Austin Mitchell in Univibes #15: ): “The first time I ever saw a photo of Hendrix it flipped me out. It was on the cover of Melody Maker, early in ‘67. It was two years before I even touched hallucinogens, but I had this hallucination; I was seeing his face through a hole burned in the paper, and seeing a live, laughing face behind the page. All I could get from this was a premonition that Hendrix would become a significant figure in my life. With 20/20 hindsight, I can testify that this was accurate…”
“…I was trying to avoid a growing conviction that Jimi wouldn’t be around too long. This feeling was connected to the premonition which had hit me when I first saw his picture on the cover of Melody Maker.
What the piece [I wrote in the Observer] lacked in conveying him, was the vivid, searing impact of his live performance. All the text and pictures that could be created on a page could never even hint at this.
Over the following week I started ringing up my few contacts in film and TV – ‘Somebody should preserve this man’s work on film.’ Mostly I met with a ho-hum. This was still an era when rock music on TV was strictly confined to the top twenty shows like ‘Top Of The Pops’. Rock had no status as an art form; there was no Rolling Stone; no sort of intelligent context to work in. A colleague of mine on The Observer, Brian Haynes, told me that David Frost’s company was thinking of producing some independent music films for TV – ‘Why don’t you make a film yourself?’
I had a friend called Peter Neal, who worked for an independent documentary company struggling along making low- budget, gritty 16mm movies with a strong left bias. Peter had directed a fine black-and-white film about ‘The Watersons’, a traditional a cappella singing group from Yorkshire, poles apart from the hyper-amplified, strobe lit circus of ‘acid rock’. But Peter, who played fine bluegrass guitar was as smitten as I was when I took him see Hendrix warming up at the Royal Albert Hall for the opening concert of his first headlining UK tour 14 November]. Peter cobbled together a budget and we managed to get a couple of hundred pounds from the Frost organization to make a start.
At 1967 prices, this was sufficient to buy some film stock, hire three cameramen and a sound man, plus equipment and a van for the nine-hour drive north to Blackpool, to catch Jimi on one of his tour dates, at Blackpool’s Opera House. The cameramen took a look at the early evening show and voted to turn around and go home, since they felt that there was insufficient light to film, and the tour’s stage manager wouldn’t give us any more light. Peter told the cameramen to boost the exposure to the max and pray.

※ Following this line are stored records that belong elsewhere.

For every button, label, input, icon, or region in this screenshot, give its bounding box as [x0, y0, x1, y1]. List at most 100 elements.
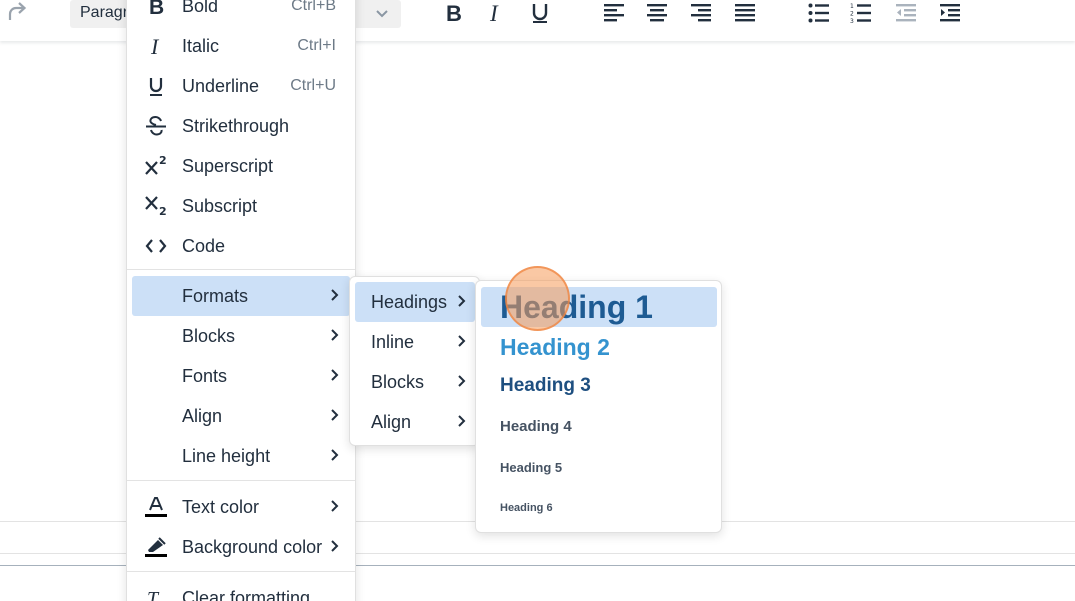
chevron-right-icon [330, 448, 340, 467]
redo-icon[interactable] [2, 0, 32, 25]
menu-item-fonts[interactable]: Fonts [132, 356, 350, 396]
menu-item-label: Line height [182, 446, 271, 466]
heading-5-option[interactable]: Heading 5 [481, 449, 717, 485]
menu-separator [127, 571, 355, 572]
svg-text:I: I [150, 35, 160, 57]
chevron-right-icon [330, 288, 340, 307]
menu-item-label: Blocks [182, 326, 236, 346]
svg-text:3: 3 [850, 18, 854, 23]
menu-item-clear-formatting[interactable]: Tx Clear formatting [132, 578, 350, 601]
align-left-icon[interactable] [599, 0, 629, 26]
heading-3-option[interactable]: Heading 3 [481, 369, 717, 405]
chevron-right-icon [330, 499, 340, 518]
chevron-down-icon [375, 6, 389, 24]
bullet-list-icon[interactable] [804, 0, 834, 26]
menu-item-label: Italic [182, 36, 220, 56]
superscript-icon: 2 [144, 154, 168, 178]
background-color-icon [144, 535, 168, 559]
shortcut-label: Ctrl+U [290, 77, 336, 94]
svg-text:2: 2 [159, 154, 167, 167]
svg-text:B: B [446, 2, 462, 24]
menu-item-label: Code [182, 236, 226, 256]
clear-formatting-icon: Tx [144, 586, 168, 601]
chevron-right-icon [457, 334, 467, 353]
menu-item-label: Superscript [182, 156, 274, 176]
menu-item-label: Align [182, 406, 223, 426]
menu-item-subscript[interactable]: 2 Subscript [132, 186, 350, 226]
subscript-icon: 2 [144, 194, 168, 218]
text-color-icon [144, 495, 168, 519]
menu-item-label: Strikethrough [182, 116, 290, 136]
menu-separator [127, 269, 355, 270]
svg-text:1: 1 [850, 3, 854, 10]
heading-label: Heading 3 [500, 375, 591, 396]
shortcut-label: Ctrl+I [297, 37, 336, 54]
heading-2-option[interactable]: Heading 2 [481, 329, 717, 367]
chevron-right-icon [457, 414, 467, 433]
outdent-icon[interactable] [891, 0, 921, 26]
chevron-right-icon [457, 374, 467, 393]
italic-icon: I [144, 34, 168, 58]
menu-item-label: Text color [182, 497, 260, 517]
menu-item-label: Align [371, 412, 412, 432]
menu-item-label: Fonts [182, 366, 228, 386]
underline-icon[interactable] [525, 0, 555, 26]
svg-text:I: I [489, 2, 499, 24]
heading-label: Heading 2 [500, 334, 610, 360]
menu-item-label: Subscript [182, 196, 258, 216]
menu-item-blocks[interactable]: Blocks [132, 316, 350, 356]
menu-item-strikethrough[interactable]: Strikethrough [132, 106, 350, 146]
align-right-icon[interactable] [686, 0, 716, 26]
justify-icon[interactable] [730, 0, 760, 26]
menu-separator [127, 480, 355, 481]
formats-submenu: Headings Inline Blocks Align [349, 276, 480, 446]
menu-item-label: Background color [182, 537, 323, 557]
chevron-right-icon [330, 368, 340, 387]
menu-item-code[interactable]: Code [132, 226, 350, 266]
menu-item-italic[interactable]: I Italic Ctrl+I [132, 26, 350, 66]
menu-item-label: Bold [182, 0, 219, 16]
bold-icon: B [144, 0, 168, 18]
heading-4-option[interactable]: Heading 4 [481, 409, 717, 445]
svg-text:2: 2 [850, 11, 854, 18]
menu-item-label: Formats [182, 286, 249, 306]
code-icon [144, 234, 168, 258]
heading-6-option[interactable]: Heading 6 [481, 489, 717, 525]
chevron-right-icon [330, 539, 340, 558]
svg-text:2: 2 [159, 205, 167, 218]
menu-item-text-color[interactable]: Text color [132, 487, 350, 527]
menu-item-label: Blocks [371, 372, 425, 392]
menu-item-label: Underline [182, 76, 260, 96]
submenu-item-blocks[interactable]: Blocks [355, 362, 475, 402]
menu-item-background-color[interactable]: Background color [132, 527, 350, 567]
cursor-click-indicator [505, 266, 570, 331]
menu-item-underline[interactable]: Underline Ctrl+U [132, 66, 350, 106]
strikethrough-icon [144, 114, 168, 138]
menu-item-label: Headings [371, 292, 448, 312]
indent-icon[interactable] [935, 0, 965, 26]
blocks-dropdown-value: Paragr [80, 4, 129, 21]
svg-text:T: T [147, 588, 160, 601]
submenu-item-headings[interactable]: Headings [355, 282, 475, 322]
align-center-icon[interactable] [642, 0, 672, 26]
menu-item-label: Inline [371, 332, 415, 352]
heading-label: Heading 4 [500, 418, 572, 435]
svg-text:B: B [149, 0, 164, 17]
chevron-right-icon [330, 328, 340, 347]
chevron-right-icon [457, 294, 467, 313]
chevron-right-icon [330, 408, 340, 427]
menu-item-align[interactable]: Align [132, 396, 350, 436]
format-menu: B Bold Ctrl+B I Italic Ctrl+I Underline … [126, 0, 356, 601]
submenu-item-inline[interactable]: Inline [355, 322, 475, 362]
underline-icon [144, 74, 168, 98]
italic-icon[interactable]: I [481, 0, 511, 26]
bold-icon[interactable]: B [439, 0, 469, 26]
menu-item-label: Clear formatting [182, 588, 311, 601]
menu-item-superscript[interactable]: 2 Superscript [132, 146, 350, 186]
menu-item-line-height[interactable]: Line height [132, 436, 350, 476]
submenu-item-align[interactable]: Align [355, 402, 475, 442]
numbered-list-icon[interactable]: 123 [846, 0, 876, 26]
menu-item-bold[interactable]: B Bold Ctrl+B [132, 0, 350, 26]
menu-item-formats[interactable]: Formats [132, 276, 350, 316]
shortcut-label: Ctrl+B [291, 0, 336, 14]
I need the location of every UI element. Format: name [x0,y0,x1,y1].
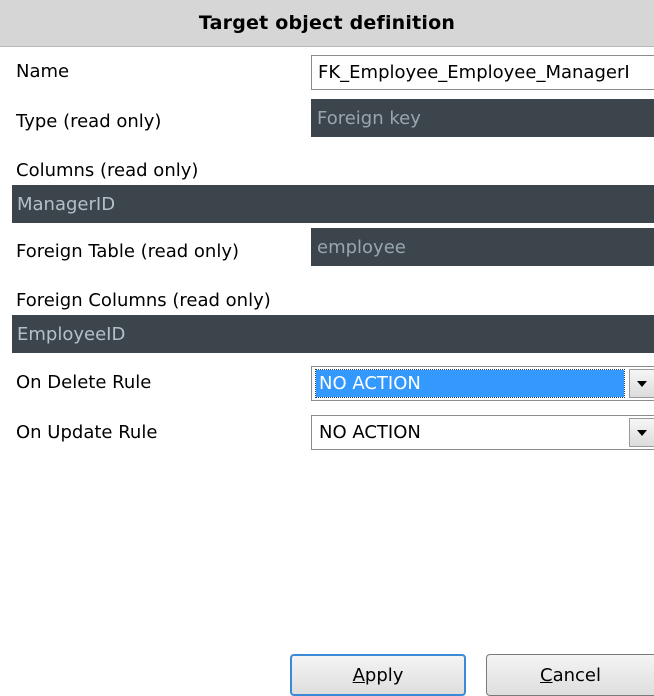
foreign-columns-field: EmployeeID [12,315,654,353]
apply-label: pply [364,664,404,686]
foreign-columns-label: Foreign Columns (read only) [16,290,271,311]
name-input[interactable] [311,55,654,90]
cancel-mnemonic: C [540,664,553,686]
apply-mnemonic: A [352,664,365,686]
foreign-table-field: employee [311,228,654,266]
cancel-button[interactable]: Cancel [486,654,654,696]
apply-button[interactable]: Apply [290,654,466,696]
on-update-value: NO ACTION [319,422,421,443]
type-label: Type (read only) [16,111,162,132]
cancel-label: ancel [552,664,601,686]
dialog-header: Target object definition [0,0,654,47]
columns-label: Columns (read only) [16,160,199,181]
name-label: Name [16,61,70,82]
type-value: Foreign key [317,107,421,129]
on-delete-dropdown-button[interactable] [629,369,654,398]
on-update-select[interactable]: NO ACTION [311,415,654,450]
on-delete-select[interactable]: NO ACTION [311,366,654,401]
chevron-down-icon [637,429,647,436]
foreign-table-label: Foreign Table (read only) [16,241,240,262]
on-update-dropdown-button[interactable] [629,418,654,447]
columns-value: ManagerID [17,193,116,215]
on-delete-label: On Delete Rule [16,372,152,393]
dialog-title: Target object definition [198,12,456,34]
type-field: Foreign key [311,99,654,137]
foreign-columns-value: EmployeeID [17,323,126,345]
columns-field: ManagerID [12,185,654,223]
on-update-label: On Update Rule [16,422,158,443]
on-delete-value: NO ACTION [315,369,625,398]
chevron-down-icon [637,380,647,387]
foreign-table-value: employee [317,236,406,258]
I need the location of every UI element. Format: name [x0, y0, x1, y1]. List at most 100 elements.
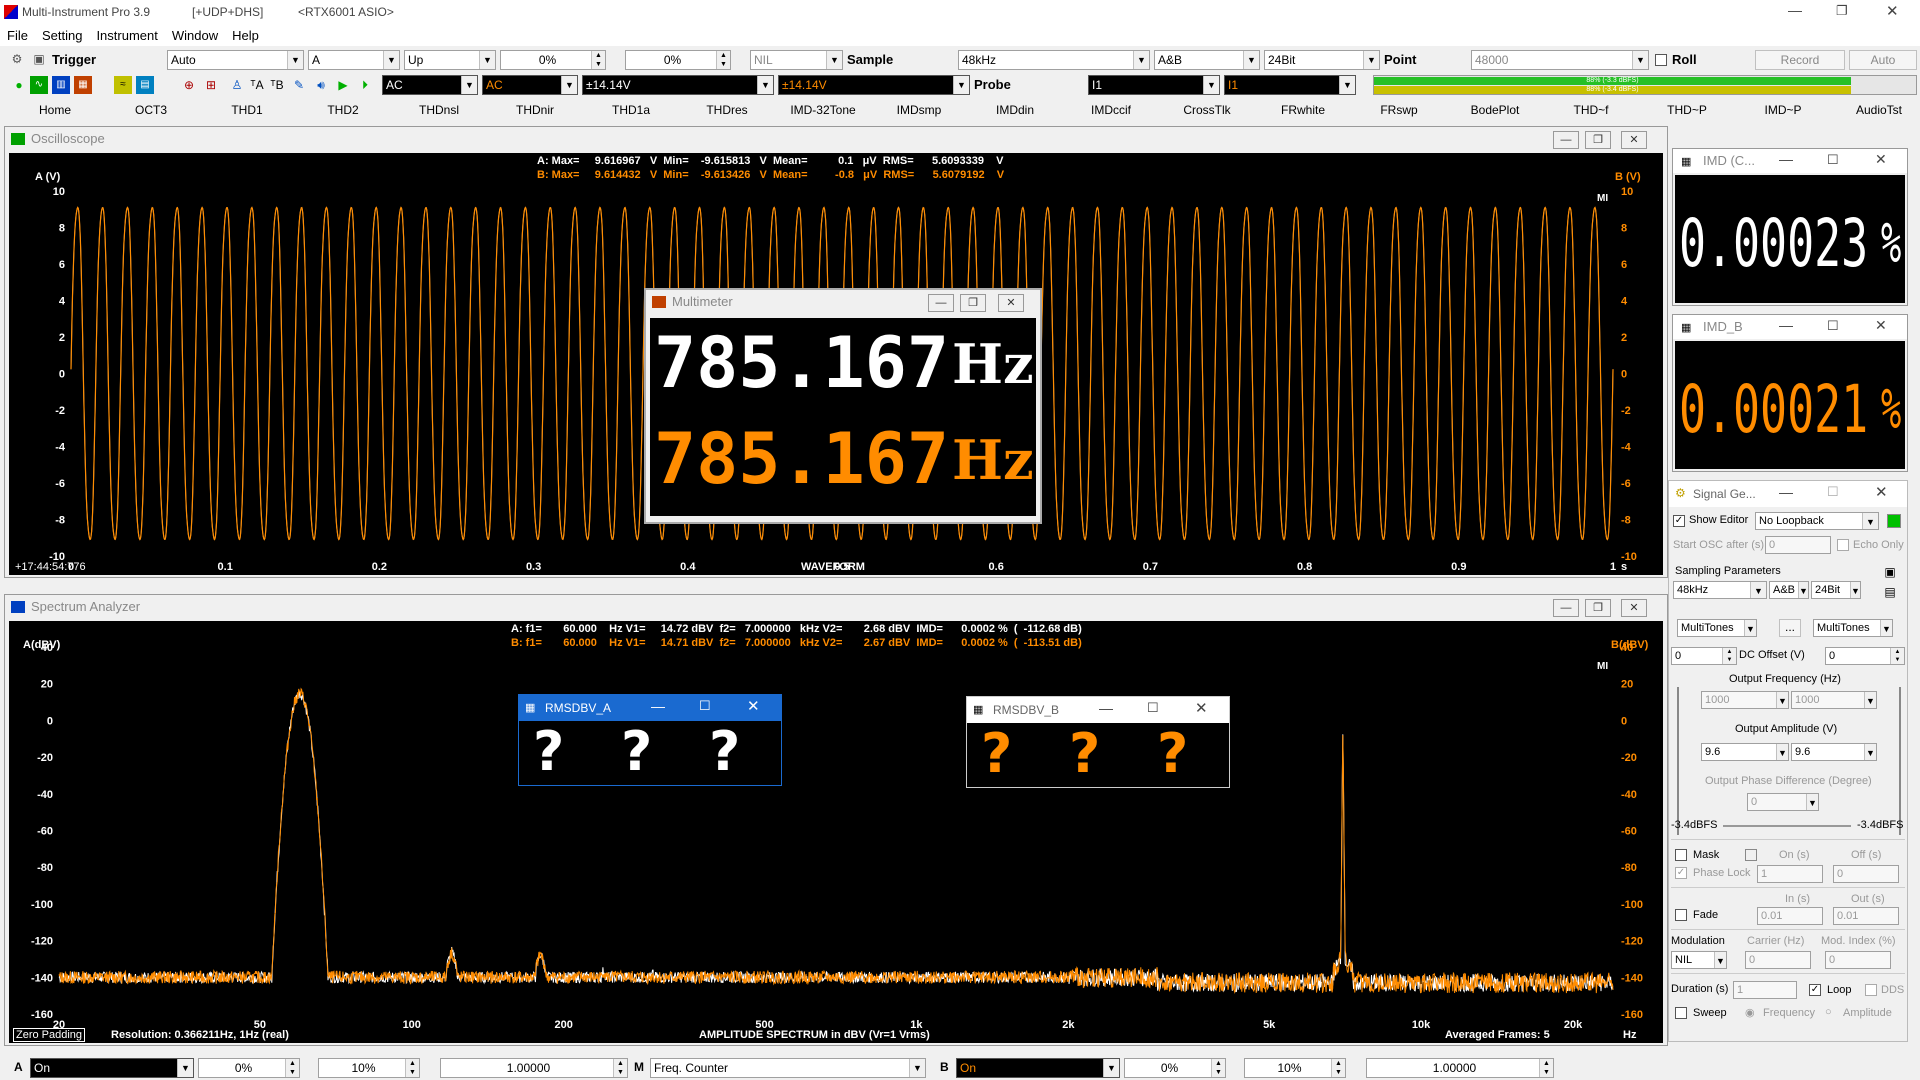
tools-icon[interactable]: ✎ — [290, 76, 308, 94]
tab-imdccif[interactable]: IMDccif — [1066, 103, 1156, 117]
multimeter-icon[interactable]: ▦ — [74, 76, 92, 94]
wave-editor-button[interactable]: ... — [1779, 619, 1801, 637]
menu-setting[interactable]: Setting — [35, 26, 89, 45]
bits-select[interactable]: 24Bit ▼ — [1264, 50, 1380, 70]
trigger-edge-select[interactable]: Up ▼ — [404, 50, 496, 70]
mask-checkbox[interactable] — [1675, 849, 1687, 861]
range-b-select[interactable]: ±14.14V ▼ — [778, 75, 970, 95]
run-indicator-icon[interactable]: ● — [10, 76, 28, 94]
minimize-icon[interactable]: — — [1788, 2, 1802, 18]
play-icon[interactable]: ▶ — [334, 76, 352, 94]
sweep-amplitude-radio[interactable]: ○ — [1825, 1006, 1832, 1018]
channel-b-on-select[interactable]: On ▼ — [956, 1058, 1120, 1078]
fade-checkbox[interactable] — [1675, 909, 1687, 921]
siggen-rate-select[interactable]: 48kHz ▼ — [1673, 581, 1767, 599]
oscilloscope-icon[interactable]: ∿ — [30, 76, 48, 94]
tab-imd-32tone[interactable]: IMD-32Tone — [778, 103, 868, 117]
tab-thdnir[interactable]: THDnir — [490, 103, 580, 117]
trigger-position-stepper[interactable]: 0% ▲ ▼ — [625, 50, 731, 70]
channel-a-scale-stepper[interactable]: 10% ▲ ▼ — [318, 1058, 420, 1078]
freq-b-select[interactable]: 1000 ▼ — [1791, 691, 1877, 709]
imd-b-minimize-icon[interactable]: — — [1779, 317, 1793, 333]
mask-color-swatch[interactable] — [1745, 849, 1757, 861]
duration-input[interactable]: 1 — [1733, 981, 1797, 999]
tab-thd2[interactable]: THD2 — [298, 103, 388, 117]
wave-b-select[interactable]: MultiTones ▼ — [1813, 619, 1893, 637]
amp-a-select[interactable]: 9.6 ▼ — [1701, 743, 1789, 761]
mask-off-input[interactable]: 0 — [1833, 865, 1899, 883]
rmsdbv-a-minimize-icon[interactable]: — — [651, 698, 665, 714]
menu-help[interactable]: Help — [225, 26, 266, 45]
record-button[interactable]: Record — [1755, 50, 1845, 70]
spectrum-plot-area[interactable]: A: f1= 60.000 Hz V1= 14.72 dBV f2= 7.000… — [9, 621, 1663, 1043]
roll-checkbox[interactable] — [1655, 54, 1667, 66]
siggen-maximize-icon[interactable]: ☐ — [1827, 484, 1839, 500]
channel-a-on-select[interactable]: On ▼ — [30, 1058, 194, 1078]
fade-in-input[interactable]: 0.01 — [1757, 907, 1823, 925]
imd-a-maximize-icon[interactable]: ☐ — [1827, 152, 1839, 168]
siggen-save-icon[interactable]: ▣ — [1881, 563, 1899, 581]
dc-offset-b-input[interactable]: 0 ▲ ▼ — [1825, 647, 1905, 665]
channel-b-scale-stepper[interactable]: 10% ▲ ▼ — [1244, 1058, 1346, 1078]
phase-lock-checkbox[interactable]: ✓ — [1675, 867, 1687, 879]
start-osc-input[interactable]: 0 — [1765, 536, 1831, 554]
siggen-close-icon[interactable]: ✕ — [1875, 483, 1888, 501]
fade-out-input[interactable]: 0.01 — [1833, 907, 1899, 925]
modulation-select[interactable]: NIL ▼ — [1671, 951, 1727, 969]
zero-padding-button[interactable]: Zero Padding — [13, 1028, 86, 1042]
mm-restore-button[interactable]: ❐ — [960, 294, 986, 312]
amp-b-select[interactable]: 9.6 ▼ — [1791, 743, 1877, 761]
channel-b-offset-stepper[interactable]: 0% ▲ ▼ — [1124, 1058, 1226, 1078]
dc-offset-a-input[interactable]: 0 ▲ ▼ — [1671, 647, 1737, 665]
siggen-bits-select[interactable]: 24Bit ▼ — [1811, 581, 1861, 599]
channel-b-gain-stepper[interactable]: 1.00000 ▲ ▼ — [1366, 1058, 1554, 1078]
tab-thd1[interactable]: THD1 — [202, 103, 292, 117]
dds-icon[interactable]: ▤ — [136, 76, 154, 94]
trigger-level-stepper[interactable]: 0% ▲ ▼ — [500, 50, 606, 70]
coupling-a-select[interactable]: AC ▼ — [382, 75, 478, 95]
echo-only-checkbox[interactable] — [1837, 539, 1849, 551]
range-a-select[interactable]: ±14.14V ▼ — [582, 75, 774, 95]
siggen-export-icon[interactable]: ▤ — [1881, 583, 1899, 601]
menu-file[interactable]: File — [0, 26, 35, 45]
spec-close-button[interactable]: ✕ — [1621, 599, 1647, 617]
rmsdbv-a-maximize-icon[interactable]: ☐ — [699, 698, 711, 714]
spec-minimize-button[interactable]: — — [1553, 599, 1579, 617]
points-select[interactable]: 48000 ▼ — [1471, 50, 1649, 70]
rmsdbv-b-maximize-icon[interactable]: ☐ — [1147, 700, 1159, 716]
freq-a-select[interactable]: 1000 ▼ — [1701, 691, 1789, 709]
tab-thd-p[interactable]: THD~P — [1642, 103, 1732, 117]
tab-bodeplot[interactable]: BodePlot — [1450, 103, 1540, 117]
tab-frwhite[interactable]: FRwhite — [1258, 103, 1348, 117]
spectrum-icon[interactable]: ▥ — [52, 76, 70, 94]
channel-a-offset-stepper[interactable]: 0% ▲ ▼ — [198, 1058, 300, 1078]
loopback-select[interactable]: No Loopback ▼ — [1755, 512, 1879, 530]
person-icon[interactable]: ♙ — [228, 76, 246, 94]
show-editor-checkbox[interactable]: ✓ — [1673, 515, 1685, 527]
tab-oct3[interactable]: OCT3 — [106, 103, 196, 117]
balance-slider[interactable] — [1723, 825, 1851, 827]
mask-on-input[interactable]: 1 — [1757, 865, 1823, 883]
auto-button[interactable]: Auto — [1849, 50, 1917, 70]
tab-thd-f[interactable]: THD~f — [1546, 103, 1636, 117]
carrier-input[interactable]: 0 — [1745, 951, 1811, 969]
mm-minimize-button[interactable]: — — [928, 294, 954, 312]
restore-icon[interactable]: ❐ — [1836, 3, 1848, 19]
play-step-icon[interactable]: ⏵ — [356, 76, 374, 94]
mod-index-input[interactable]: 0 — [1825, 951, 1891, 969]
amp-b-slider[interactable] — [1893, 687, 1901, 835]
tab-thd1a[interactable]: THD1a — [586, 103, 676, 117]
tab-audiotst[interactable]: AudioTst — [1834, 103, 1920, 117]
tab-imdsmp[interactable]: IMDsmp — [874, 103, 964, 117]
osc-restore-button[interactable]: ❐ — [1585, 131, 1611, 149]
tab-imddin[interactable]: IMDdin — [970, 103, 1060, 117]
rmsdbv-a-close-icon[interactable]: ✕ — [747, 697, 760, 715]
osc-close-button[interactable]: ✕ — [1621, 131, 1647, 149]
probe-a-select[interactable]: I1 ▼ — [1088, 75, 1220, 95]
tab-crosstlk[interactable]: CrossTlk — [1162, 103, 1252, 117]
siggen-channels-select[interactable]: A&B ▼ — [1769, 581, 1809, 599]
siggen-minimize-icon[interactable]: — — [1779, 484, 1793, 500]
save-icon[interactable]: ▣ — [30, 50, 48, 68]
wave-a-select[interactable]: MultiTones ▼ — [1677, 619, 1757, 637]
imd-b-maximize-icon[interactable]: ☐ — [1827, 318, 1839, 334]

The Opera House manager had generously given us camera positions in the royal box, in the orchestra pit and allowed us access to the stage. Meanwhile, the sound man had his problems. No one bed ever tried to make a ‘live’ recording of anything like the volume at which Jimi Hendrix played, which was like trying to tape an artillery bombardment.
Hendrix gave me a fraternal greeting and told me to watch out for Keith Emerson, playing with one of the support acts [‘Nice’]: “He’s doing everything on keyboards that I do on guitar.”
We filmed “Purple Haze” and “Wild Thing,” the latter badly out of tune up to the second chorus. Back in London prayers were answered; when the film came back from the labs we had good takes on all three cameras, and the sound was pretty good. Peter had put together an all-pro crew. Better still, he quickly edited together a rough cut of “Wild Thing” which got shown on BBC TV the week that my piece finally appeared in The Observer [on 6 December on BBC2’s first colour broadcast during ‘Late Night Line Up’]. This was a great encouragement to the backers.'
Noel Redding, Bass guitar player in the Jimi Hendrix Experience later wrote in his diary:
“Audience was terrible both shows, but the sound was exceptionally good.”